So I'm standing in front of the big blue sorcerer's hat (stupid monstrosity). The third High School Musical show is coming out in about ten minutes. I'm working the wheelchair position, so I'm standing by my silver cones, chatting with guests and answering questions.
Up walks an older couple with a map in hand. This is not an uncommon sight. I stroll up to them, flash my "I'm a Disney Princess" smile, and inquire, "Are you looking for anything in particular?"
The gentleman looks at the big blue hat in confusion. Then he looks at his map. Then he looks at me. Then he says...
"Where's the Epcot gate?"
It is only then that I realize that the map he holds, unfurled, has EPCOT written in big letters across the top, and only then that I realize that his wife is looking around for the big white golf ball.

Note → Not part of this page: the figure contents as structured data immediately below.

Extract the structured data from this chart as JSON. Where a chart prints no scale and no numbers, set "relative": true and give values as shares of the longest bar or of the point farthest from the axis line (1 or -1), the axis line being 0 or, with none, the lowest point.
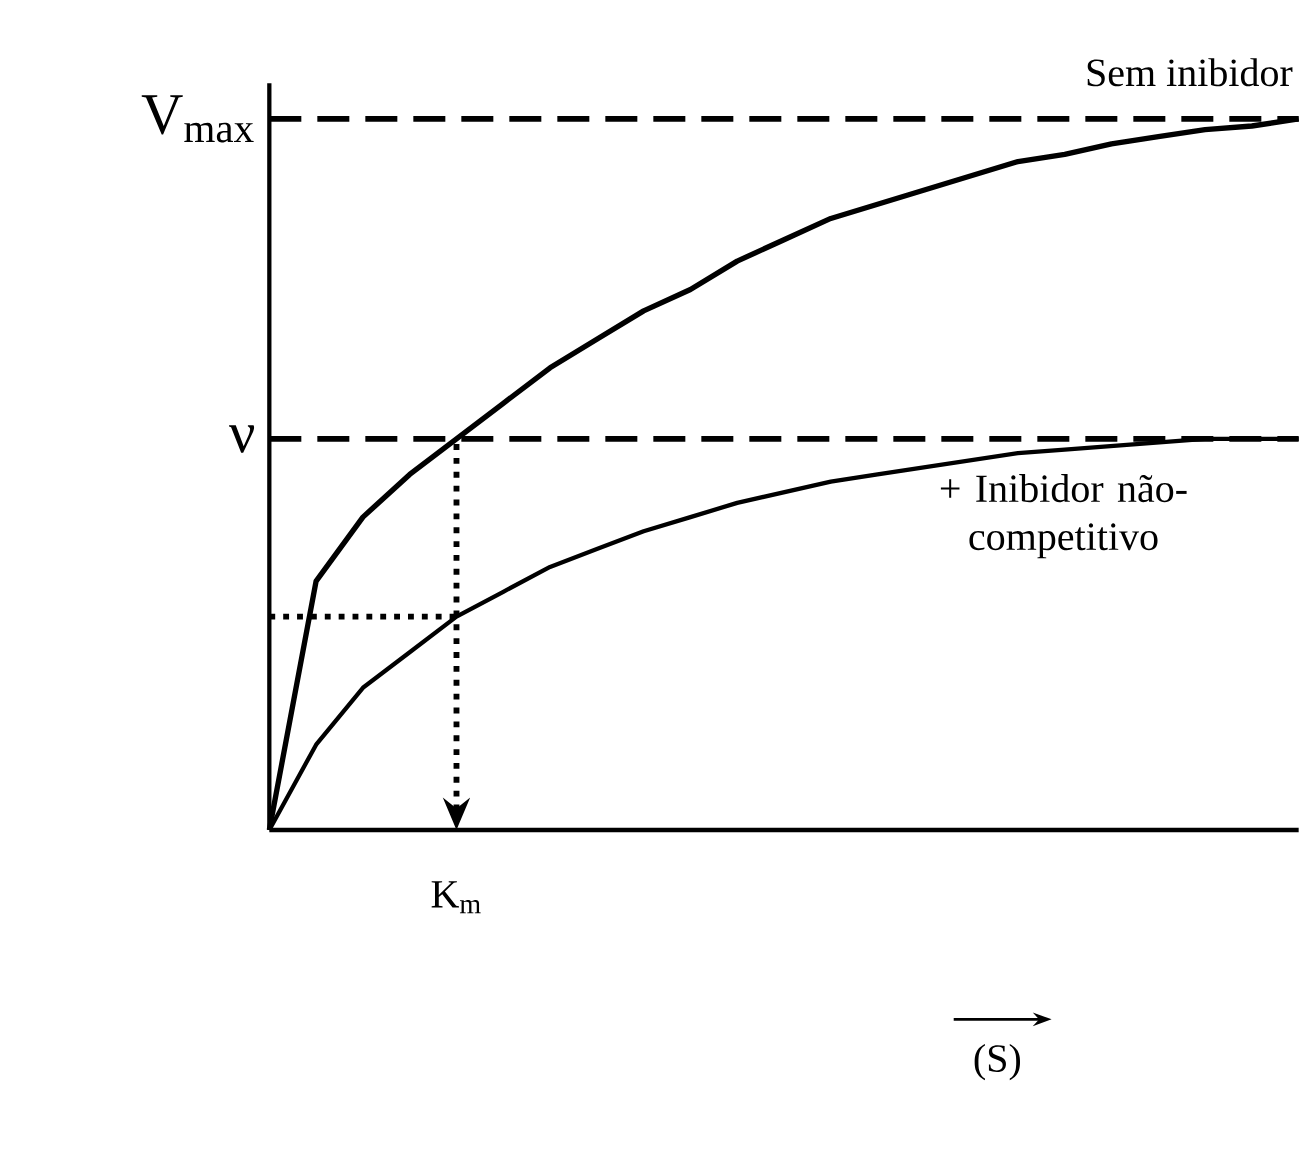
{
  "chart_data": {
    "type": "line",
    "relative": true,
    "annotations": [
      "K$_{m}$",
      "(S)"
    ],
    "categories": [
      null,
      null,
      null,
      null,
      null,
      null,
      null,
      null,
      null,
      null,
      null,
      null,
      null,
      null,
      null,
      null,
      null,
      null,
      null,
      null,
      null,
      null,
      null
    ],
    "series": [
      {
        "name": "Sem inibidor",
        "color": "#000000",
        "values": [
          0,
          0.35,
          0.44,
          0.5,
          0.55,
          0.6,
          0.65,
          0.69,
          0.73,
          0.76,
          0.8,
          0.83,
          0.86,
          0.88,
          0.9,
          0.92,
          0.94,
          0.95,
          0.965,
          0.975,
          0.985,
          0.99,
          1
        ]
      },
      {
        "name": "+ Inibidor não-competitivo",
        "color": "#000000",
        "values": [
          0,
          0.12,
          0.2,
          0.25,
          0.3,
          0.335,
          0.37,
          0.395,
          0.42,
          0.44,
          0.46,
          0.475,
          0.49,
          0.5,
          0.51,
          0.52,
          0.53,
          0.535,
          0.54,
          0.545,
          0.55,
          0.55,
          0.55
        ]
      }
    ],
    "ref_lines": [
      {
        "axis": "y",
        "value": 1,
        "label": "V$_{max}$",
        "line_style": "dashed"
      },
      {
        "axis": "y",
        "value": 0.55,
        "label": "ν",
        "line_style": "dashed"
      },
      {
        "axis": "y",
        "value": 0.3,
        "line_style": "dotted"
      }
    ]
  }
}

Maintaining my princessy smile with the greatest of struggles, I gravely inform the gentleman that he is in the wrong park. He's in Disney's Hollywood Studios. I explain to the bewildered couple that they need to go to a different location.
I thought that was all.
As they turn to leave, the gentleman asks, "But before we go, where's the restaurant with food from around the world?"
Beaming to the point that my smile's width could rival Demi Lovato's, I inform him that, "No, sir...that's in Epcot."
Once they were safely out of earshot I howled. Because really, that was fricking hilarious.